Blocking M2-like macrophage polarization using decoy oligodeoxynucleotide-based gene therapy prevents immune evasion for pancreatic cancer treatment.

ABSTRACT

M2-like macrophages exhibit immunosuppressive activity and promote pancreatic cancer progression. Reactive oxygen species (ROS) affect macrophage polarization; however, the mechanism remains unclear. This study aimed to elucidate the underlying molecular basis and design a gene therapy to inhibit M2-like polarization. Microarray analysis and IF staining were performed in M1-like and M2-like macrophages to ascertain the expression of CYBB, a major intracellular ROS source. Co-culture assay and syngeneic orthotopic pancreatic cancer mouse models were used to study the mechanism of M2-like skewing. Decoy oligodeoxynucleotides (ODNs) were designed to manipulate CYBB transcription to inhibit M2-like polarization and control tumor growth. Lipopolysaccharide (LPS) treatment polarized U937 cells to M1-like macrophages in which CYBB expression was increased. In contrast, co-culture with PANC-1 cells induced M2-like polarization in U937 cells with CYBB downregulation. High CD204 M2-like expression in combination with low CYBB expression was associated with the worst prognosis in pancreatic cancer patients. STAT6 and HDAC2 in U937 cells were activated by cancer cell-derived IL-4 after coculture and then bound to the CYBB promoter to repress CYBB expression, resulting in M2-like polarization.
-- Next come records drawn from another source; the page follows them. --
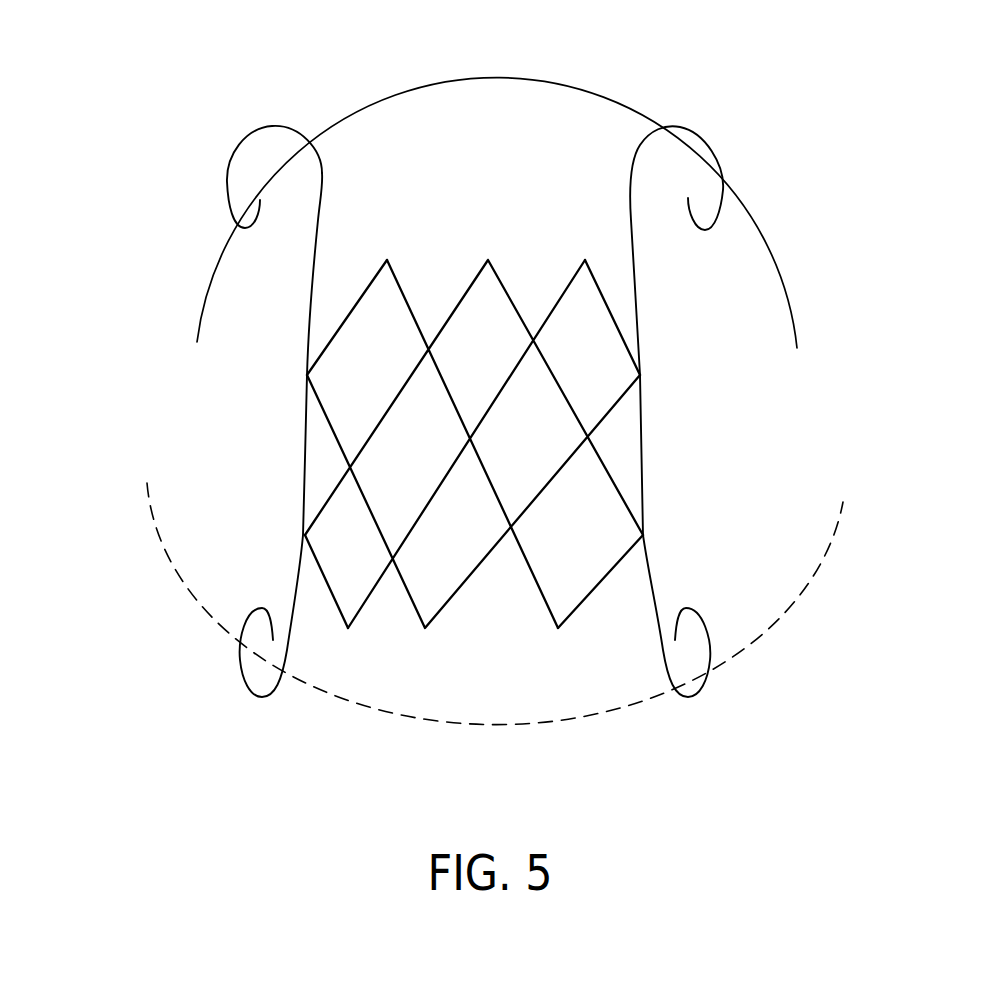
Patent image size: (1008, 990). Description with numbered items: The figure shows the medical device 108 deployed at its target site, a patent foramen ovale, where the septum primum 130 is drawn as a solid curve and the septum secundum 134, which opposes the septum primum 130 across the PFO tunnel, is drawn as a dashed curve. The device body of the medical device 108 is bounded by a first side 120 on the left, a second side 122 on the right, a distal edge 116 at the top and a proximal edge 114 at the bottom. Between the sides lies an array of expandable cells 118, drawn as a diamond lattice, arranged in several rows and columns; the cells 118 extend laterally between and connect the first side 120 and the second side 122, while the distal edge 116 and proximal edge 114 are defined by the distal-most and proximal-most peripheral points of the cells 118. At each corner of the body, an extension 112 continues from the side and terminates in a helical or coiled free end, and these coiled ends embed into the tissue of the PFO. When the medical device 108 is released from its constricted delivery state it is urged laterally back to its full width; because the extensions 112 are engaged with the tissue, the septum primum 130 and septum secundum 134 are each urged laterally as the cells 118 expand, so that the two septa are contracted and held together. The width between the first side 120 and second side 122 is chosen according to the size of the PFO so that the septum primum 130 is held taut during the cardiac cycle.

The medical device 108 is at (150, 412).
The extensions 112 is at (263, 127).
The proximal edge 114 is at (425, 653).
The distal edge 116 is at (412, 253).
The expandable cells 118 is at (610, 415).
The first side 120 is at (305, 458).
The second side 122 is at (642, 345).
The septum primum 130 is at (760, 232).
The septum secundum 134 is at (805, 612).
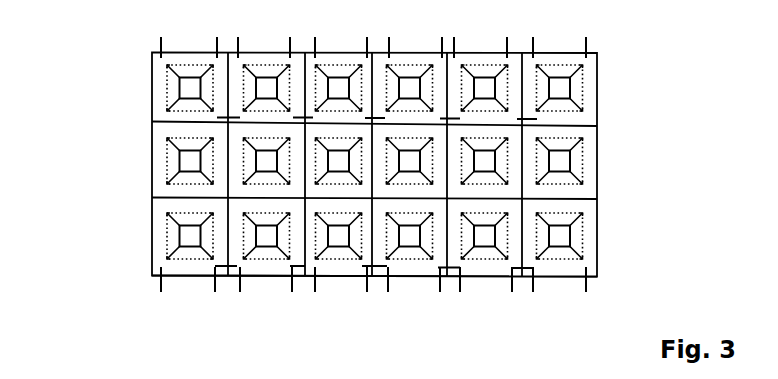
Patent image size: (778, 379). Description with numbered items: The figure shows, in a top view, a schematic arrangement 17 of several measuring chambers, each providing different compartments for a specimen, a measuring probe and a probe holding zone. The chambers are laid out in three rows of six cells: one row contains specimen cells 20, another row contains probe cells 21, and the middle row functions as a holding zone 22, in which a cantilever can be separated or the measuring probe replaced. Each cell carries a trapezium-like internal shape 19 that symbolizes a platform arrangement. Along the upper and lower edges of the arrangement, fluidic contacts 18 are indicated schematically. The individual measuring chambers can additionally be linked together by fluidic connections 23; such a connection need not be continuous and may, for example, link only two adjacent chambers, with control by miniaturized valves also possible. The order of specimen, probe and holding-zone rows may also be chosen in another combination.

The arrangement 17 is at (152, 102).
The fluidic contacts 18 is at (153, 43).
The trapezium-like internal shape 19 is at (170, 163).
The specimen cells 20 is at (593, 90).
The probe cells 21 is at (592, 247).
The holding zone 22 is at (592, 162).
The fluidic connections 23 is at (528, 269).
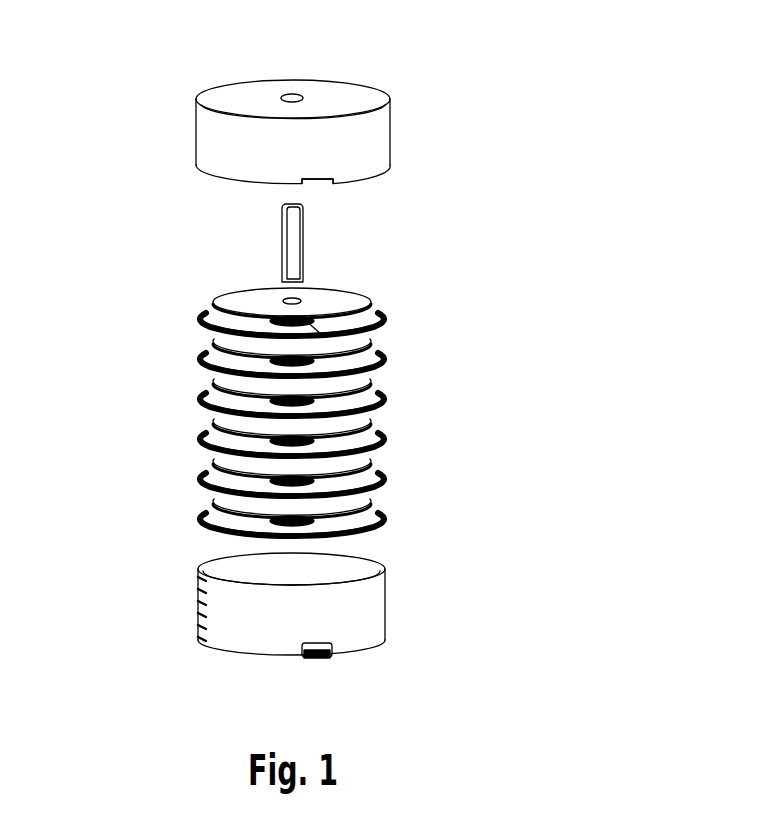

DPI that inhibits ROS production could block this action. Knockdown of STAT6 and HDAC2 also inhibited M2-like polarization and maintained the M1-like phenotype of U937 cells after coculture. Decoy ODNs interrupting the binding of STAT6 to the CYBB promoter counteracted M2-like polarization and tumor growth and triggered antitumor immunity in vivo. Gene therapy using STAT6-CYBB decoy ODNs can inhibit M2-like polarization, representing a potential therapeutic tool for pancreatic cancer.